Die berühmteste Bewohnerin von Tielenhemme ist auch ein knappes Jahrzehnt nach ihrem Tod unzweifelhaft die Dichterin Sarah Kirsch. Sie zog 1983 hierher, nachdem Günter Kunert sie auf eine Immobilienanzeige für das leerstehende ehemalige Schulhaus aufmerksam gemacht hatte. Der Journalist und Schriftsteller Erich Maletzke hat sie hier in den frühen 1990er Jahren aufgesucht:

Das alte Schulhaus von Tielenhemme ist nur durch die Dorfstraße und einen flachen Deich von der Eider getrennt, und meistens wird der Gastgeberin bereits an der Gartenpforte mitgeteilt, daß sie ja offensichtlich in einer Idylle lebe.

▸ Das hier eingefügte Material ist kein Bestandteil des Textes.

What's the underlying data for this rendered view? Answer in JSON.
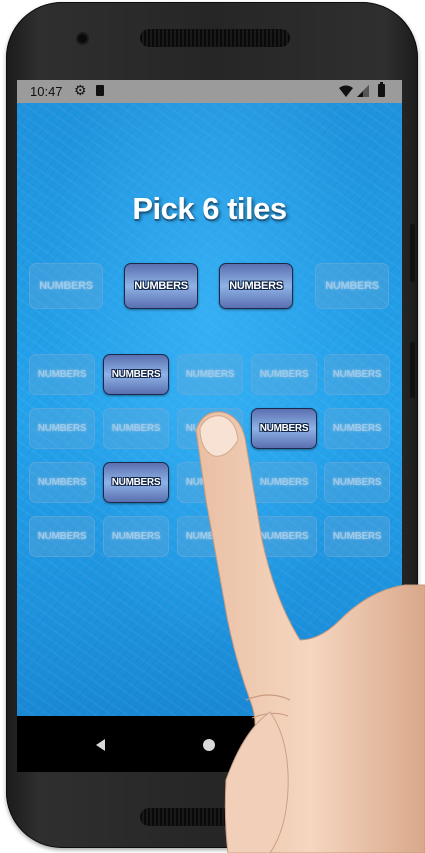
{
  "status_bar": {
    "time": "10:47",
    "settings_icon": "gear-icon",
    "sim_icon": "sd-card-icon",
    "wifi_icon": "wifi-icon",
    "signal_icon": "signal-icon",
    "battery_icon": "battery-icon"
  },
  "game": {
    "title": "Pick 6 tiles",
    "tile_label": "NUMBERS",
    "top_row": [
      {
        "label": "NUMBERS",
        "picked": false
      },
      {
        "label": "NUMBERS",
        "picked": true
      },
      {
        "label": "NUMBERS",
        "picked": true
      },
      {
        "label": "NUMBERS",
        "picked": false
      }
    ],
    "grid": [
      [
        {
          "label": "NUMBERS",
          "picked": false
        },
        {
          "label": "NUMBERS",
          "picked": true
        },
        {
          "label": "NUMBERS",
          "picked": false
        },
        {
          "label": "NUMBERS",
          "picked": false
        },
        {
          "label": "NUMBERS",
          "picked": false
        }
      ],
      [
        {
          "label": "NUMBERS",
          "picked": false
        },
        {
          "label": "NUMBERS",
          "picked": false
        },
        {
          "label": "NUMBERS",
          "picked": false
        },
        {
          "label": "NUMBERS",
          "picked": true
        },
        {
          "label": "NUMBERS",
          "picked": false
        }
      ],
      [
        {
          "label": "NUMBERS",
          "picked": false
        },
        {
          "label": "NUMBERS",
          "picked": true
        },
        {
          "label": "NUMBERS",
          "picked": false
        },
        {
          "label": "NUMBERS",
          "picked": false
        },
        {
          "label": "NUMBERS",
          "picked": false
        }
      ],
      [
        {
          "label": "NUMBERS",
          "picked": false
        },
        {
          "label": "NUMBERS",
          "picked": false
        },
        {
          "label": "NUMBERS",
          "picked": false
        },
        {
          "label": "NUMBERS",
          "picked": false
        },
        {
          "label": "NUMBERS",
          "picked": false
        }
      ]
    ]
  },
  "nav_bar": {
    "back_icon": "back-triangle-icon",
    "home_icon": "home-circle-icon"
  },
  "colors": {
    "background": "#24a3ec",
    "picked_tile": "#5a6fb0",
    "status_bar": "#9b9b9b"
  }
}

Erich Maletzke: Poeten in ländlicher Idylle. Mit Fotos von Astrid Boelter. Hamburg: Lühr & Dircks 1996, S. 75.

Die populäre Dichterin musste selbst in der abgelegenen Idylle von Tielenhemme gelegentlich mit unangekündigtem Besuch rechnen, was ihr – trotz ansonsten intensiver Kommunikation mit der Fangemeinde – nicht immer gefiel. In einer anderen Home Story heißt es:

Post beantwortete die Dichterin gerne, für unangekündigte Überraschungsbesuche von Fans hingegen hatte sie nicht viel übrig. Des Öfteren tauchten Besucher am Gartenzaun auf, die die Hausherrin einmal sogar mit den Worten: „Sarah Kirsch? Das ist meine Schwester, die ist nicht da!“ abgewimmelt haben soll.

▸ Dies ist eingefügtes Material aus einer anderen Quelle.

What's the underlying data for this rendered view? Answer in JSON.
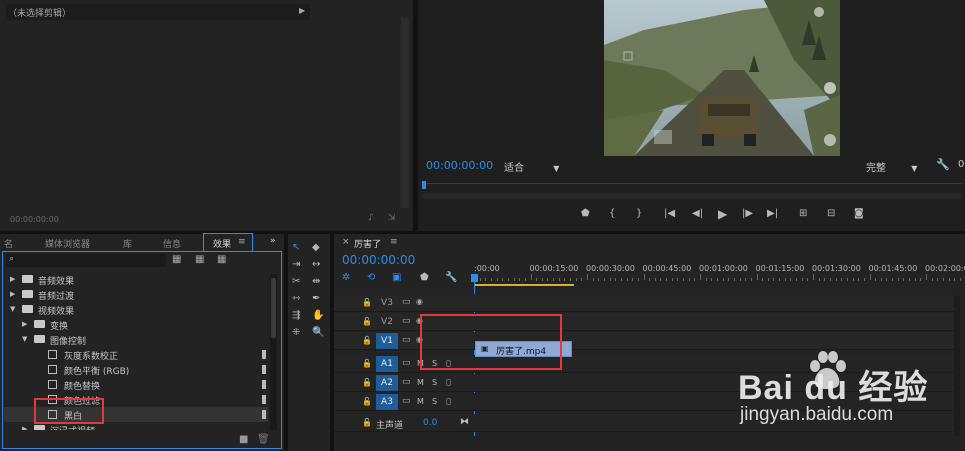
{
  "source_panel": {
    "header": "（未选择剪辑）",
    "timecode": "00:00:00:00"
  },
  "program_monitor": {
    "timecode": "00:00:00:00",
    "fit_label": "适合",
    "quality_label": "完整",
    "partial_right": "0"
  },
  "effects_panel": {
    "tabs": [
      "名",
      "媒体浏览器",
      "库",
      "信息",
      "效果"
    ],
    "active_tab": "效果",
    "tree": [
      {
        "label": "音频效果",
        "level": 0,
        "expanded": false,
        "type": "folder"
      },
      {
        "label": "音频过渡",
        "level": 0,
        "expanded": false,
        "type": "folder"
      },
      {
        "label": "视频效果",
        "level": 0,
        "expanded": true,
        "type": "folder"
      },
      {
        "label": "变换",
        "level": 1,
        "expanded": false,
        "type": "folder"
      },
      {
        "label": "图像控制",
        "level": 1,
        "expanded": true,
        "type": "folder"
      },
      {
        "label": "灰度系数校正",
        "level": 2,
        "type": "effect"
      },
      {
        "label": "颜色平衡 (RGB)",
        "level": 2,
        "type": "effect"
      },
      {
        "label": "颜色替换",
        "level": 2,
        "type": "effect"
      },
      {
        "label": "颜色过滤",
        "level": 2,
        "type": "effect"
      },
      {
        "label": "黑白",
        "level": 2,
        "type": "effect",
        "selected": true
      },
      {
        "label": "沉浸式视频",
        "level": 1,
        "expanded": false,
        "type": "folder"
      }
    ]
  },
  "timeline": {
    "sequence_name": "厉害了",
    "timecode": "00:00:00:00",
    "ruler": [
      ":00:00",
      "00:00:15:00",
      "00:00:30:00",
      "00:00:45:00",
      "00:01:00:00",
      "00:01:15:00",
      "00:01:30:00",
      "00:01:45:00",
      "00:02:00:00",
      "00"
    ],
    "video_tracks": [
      "V3",
      "V2",
      "V1"
    ],
    "audio_tracks": [
      "A1",
      "A2",
      "A3"
    ],
    "mute_label": "M",
    "solo_label": "S",
    "master_label": "主声道",
    "master_value": "0.0",
    "clip_name": "厉害了.mp4"
  },
  "watermark": {
    "brand": "Bai du 经验",
    "url": "jingyan.baidu.com"
  },
  "colors": {
    "accent": "#2d8ceb",
    "clip": "#8fa9d6",
    "highlight": "#e0393e"
  }
}
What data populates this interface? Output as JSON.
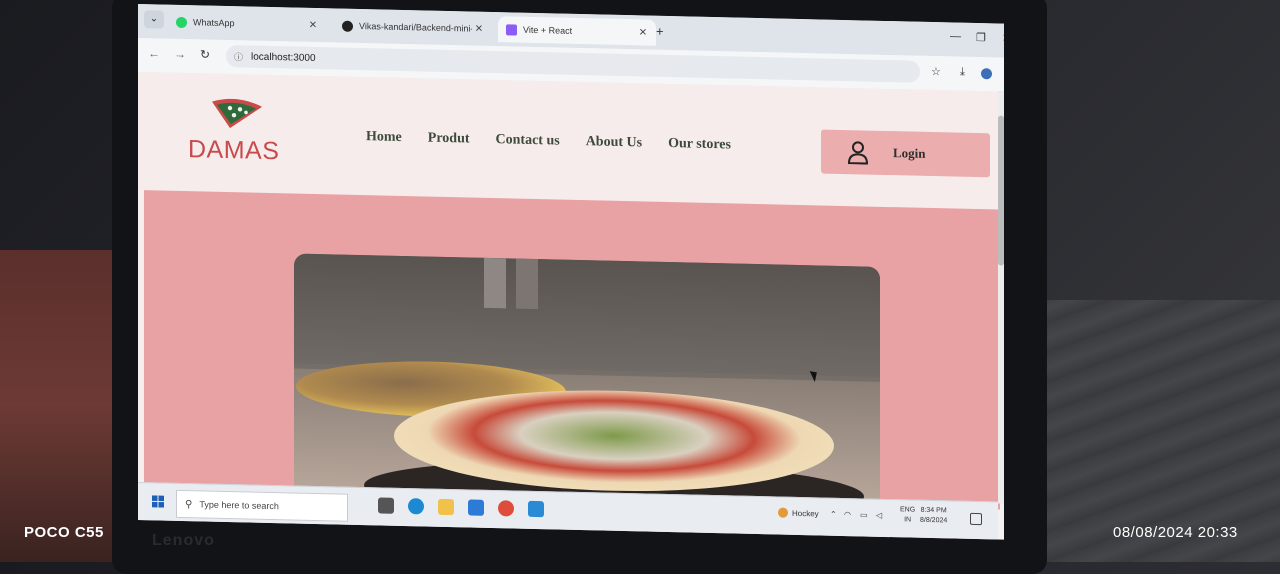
{
  "browser": {
    "tabs": [
      {
        "title": "WhatsApp",
        "favicon_color": "#25d366"
      },
      {
        "title": "Vikas-kandari/Backend-mini-pr",
        "favicon_color": "#222222"
      },
      {
        "title": "Vite + React",
        "favicon_color": "#8b5cf6"
      }
    ],
    "url": "localhost:3000"
  },
  "site": {
    "logo_text": "DAMAS",
    "nav": [
      "Home",
      "Produt",
      "Contact us",
      "About Us",
      "Our stores"
    ],
    "login_label": "Login",
    "accent": "#ebadad",
    "hero_bg": "#e9a2a4",
    "logo_color": "#c94a4a"
  },
  "taskbar": {
    "search_placeholder": "Type here to search",
    "weather": "Hockey",
    "lang_top": "ENG",
    "lang_bottom": "IN",
    "time": "8:34 PM",
    "date": "8/8/2024"
  },
  "device": {
    "model": "POCO C55",
    "laptop_brand": "Lenovo",
    "photo_timestamp": "08/08/2024  20:33"
  }
}
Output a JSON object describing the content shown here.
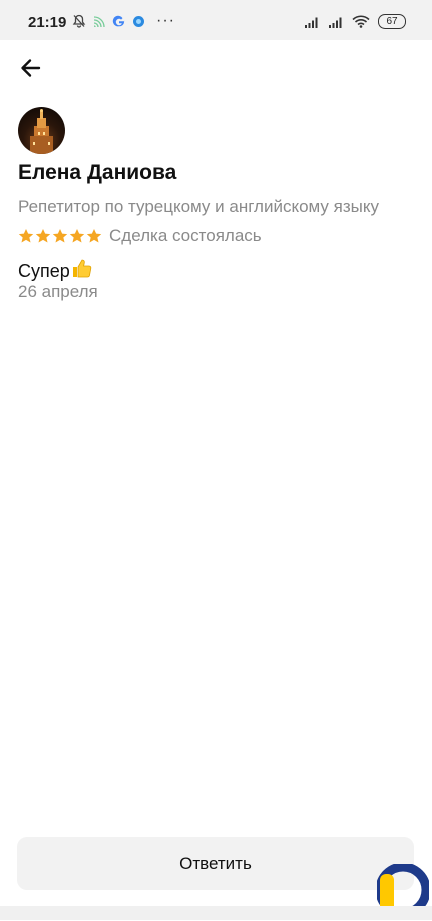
{
  "status_bar": {
    "time": "21:19",
    "dots": "···",
    "battery": "67"
  },
  "header": {
    "back_icon": "arrow-left-icon"
  },
  "review": {
    "name": "Елена Даниова",
    "subtitle": "Репетитор по турецкому и английскому языку",
    "rating": 5,
    "rating_max": 5,
    "deal_status": "Сделка состоялась",
    "text": "Супер",
    "text_emoji": "thumbs-up-icon",
    "date": "26 апреля"
  },
  "actions": {
    "reply_label": "Ответить"
  },
  "colors": {
    "star": "#f5a623",
    "secondary_text": "#8a8a8a",
    "button_bg": "#f2f2f2",
    "logo_yellow": "#ffc800",
    "logo_blue": "#1e3a8a"
  }
}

Ansonsten stimmen die Berichte darüber überein, dass Kirsch in ihrem Dorf ausgeglichen und zufrieden gewirkt habe. In seinem Porträt betont Maletzke, dass die ehemalige Großstadtbewohnerin auch mit der Dorfgemeinschaft im Reinen gewesen sei:

Aber ob der Zuzug einer richtigen Dichterin nicht doch für Unruhe oder Neugierde im 140-Seelen-Dorf gesorgt habe? Sarah Kirsch sagt: „Ach nee, wenn der Dichter ein paar Schafe hat, dann gibt es schon Berührungspunkte […].“

Erich Maletzke: Poeten in ländlicher Idylle. Mit Fotos von Astrid Boelter. Hamburg: Lühr & Dircks 1996, S. 76.

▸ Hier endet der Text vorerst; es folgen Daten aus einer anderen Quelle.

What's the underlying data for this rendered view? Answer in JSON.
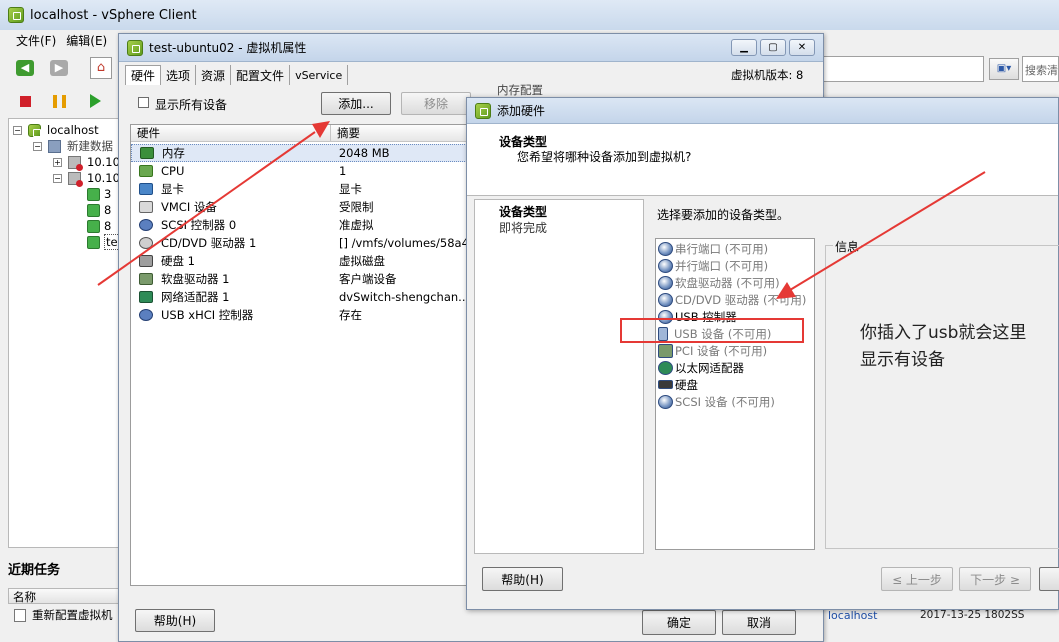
{
  "main": {
    "title": "localhost - vSphere Client",
    "menu": [
      "文件(F)",
      "编辑(E)"
    ],
    "search_placeholder": "搜索清",
    "tree": [
      {
        "label": "localhost",
        "indent": 0
      },
      {
        "label": "新建数据",
        "indent": 1
      },
      {
        "label": "10.10",
        "indent": 2
      },
      {
        "label": "10.10",
        "indent": 2
      },
      {
        "label": "3",
        "indent": 3
      },
      {
        "label": "8",
        "indent": 3
      },
      {
        "label": "8",
        "indent": 3
      },
      {
        "label": "te",
        "indent": 3
      }
    ],
    "recent_tasks_label": "近期任务",
    "recent_header": "名称",
    "recent_row": "重新配置虚拟机",
    "status_host": "localhost",
    "status_time": "2017-13-25 1802SS"
  },
  "vmprops": {
    "title": "test-ubuntu02 - 虚拟机属性",
    "tabs": [
      "硬件",
      "选项",
      "资源",
      "配置文件",
      "vService"
    ],
    "version_label": "虚拟机版本: 8",
    "show_all_label": "显示所有设备",
    "add_button": "添加...",
    "remove_button": "移除",
    "memory_config_label": "内存配置",
    "col_hardware": "硬件",
    "col_summary": "摘要",
    "rows": [
      {
        "name": "内存",
        "summary": "2048 MB"
      },
      {
        "name": "CPU",
        "summary": "1"
      },
      {
        "name": "显卡",
        "summary": "显卡"
      },
      {
        "name": "VMCI 设备",
        "summary": "受限制"
      },
      {
        "name": "SCSI 控制器  0",
        "summary": "准虚拟"
      },
      {
        "name": "CD/DVD 驱动器  1",
        "summary": "[] /vmfs/volumes/58a4..."
      },
      {
        "name": "硬盘  1",
        "summary": "虚拟磁盘"
      },
      {
        "name": "软盘驱动器  1",
        "summary": "客户端设备"
      },
      {
        "name": "网络适配器  1",
        "summary": "dvSwitch-shengchan..."
      },
      {
        "name": "USB xHCI 控制器",
        "summary": "存在"
      }
    ],
    "help_button": "帮助(H)",
    "ok_button": "确定",
    "cancel_button": "取消"
  },
  "addhw": {
    "title": "添加硬件",
    "heading": "设备类型",
    "subheading": "您希望将哪种设备添加到虚拟机?",
    "steps": [
      "设备类型",
      "即将完成"
    ],
    "prompt": "选择要添加的设备类型。",
    "devices": [
      {
        "label": "串行端口 (不可用)",
        "enabled": false
      },
      {
        "label": "并行端口 (不可用)",
        "enabled": false
      },
      {
        "label": "软盘驱动器 (不可用)",
        "enabled": false
      },
      {
        "label": "CD/DVD 驱动器 (不可用)",
        "enabled": false
      },
      {
        "label": "USB 控制器",
        "enabled": true
      },
      {
        "label": "USB 设备 (不可用)",
        "enabled": false
      },
      {
        "label": "PCI 设备 (不可用)",
        "enabled": false
      },
      {
        "label": "以太网适配器",
        "enabled": true
      },
      {
        "label": "硬盘",
        "enabled": true
      },
      {
        "label": "SCSI 设备 (不可用)",
        "enabled": false
      }
    ],
    "info_label": "信息",
    "help_button": "帮助(H)",
    "back_button": "≤ 上一步",
    "next_button": "下一步 ≥"
  },
  "annotation": {
    "line1": "你插入了usb就会这里",
    "line2": "显示有设备",
    "color": "#e53935"
  }
}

Ähnlich zwanglos gestaltet sich die Integration von Landschaft und lyrischem Werk: Wie bei einer oft als „Naturlyrikerin“ titulierten Dichterin vielleicht nicht überraschend, ist ihr abgelegener Wohnort tief in ihre Poesie eingeschrieben. Sarah Kirschs besondere Vorliebe gilt dem Tielenhemmer Winter, den sie ohne Beschönigung und daher auch völlig frei von Kitsch beschreibt:

Die Natur hat einen Grad der Kargheit
Und Verkommenheit erreicht der durch nichts
Überboten werden kann, grau und verkrustet
Tiefgefroren liegt die Erde darnieder […]

Sarah Kirsch: Kahlfrost. In: Sämtliche Gedichte. München: Deutsche Verlags-Anstalt 2005, S. 279, V. 1–4.

Nach ihrem Tod 2013 wurde die Urne mit Sarah Kirschs Asche im Garten des alten Schulhauses begraben. Ihr Sohn Moritz, der bis heute in Tielenhemme lebt, bemerkt dazu:

Für Sarah isses genau das Richtige, also es ist kein Dorotheenstädtischer Friedhof, es ist kein Ehrengrab oder irgendwie so was, sondern sie ist wirklich hier im Garten begraben, umgeben von etlichen Katzen. Emily, ihre letzte Katze, die liegt direkt daneben und ich hab dann bei dem Durchsehen der Tagebücher tatsächlich auch eine Stelle gefunden, wo sie gesagt hat: „Wenn ich doch zwischen all meinen Katzen hier begraben sein könnte“. Und das ist natürlich toll, dass das möglich war.

Angesichts der geringen Größe des Ortes ist es fast erstaunlich, dass neben Sarah Kirsch eine weitere Poetin mit Tielenhemme-Bezug zu verzeichnen ist: Die niederdeutsche Dichterin und Übersetzerin Anne-Marga Sprick wurde 1934 hier geboren und lebt heute in Bargenstedt.

IN DER UMGEBUNG

Direkt südlich von Tielenhemme befindet sich das Naturschutzgebiet „Dellstedter Birkwildmoor“, dass zu Fuß oder per Fahrrad erkundet werden kann. Um weitere literarische Orte zu erreichen, muss man etwas weitere Wege in Kauf nehmen: Rendsburg im Osten, Heide im Westen und Theodor Storms Altersruhesitz Hanerau-Hademarschen im Süden sind alle etwa 25 km entfernt.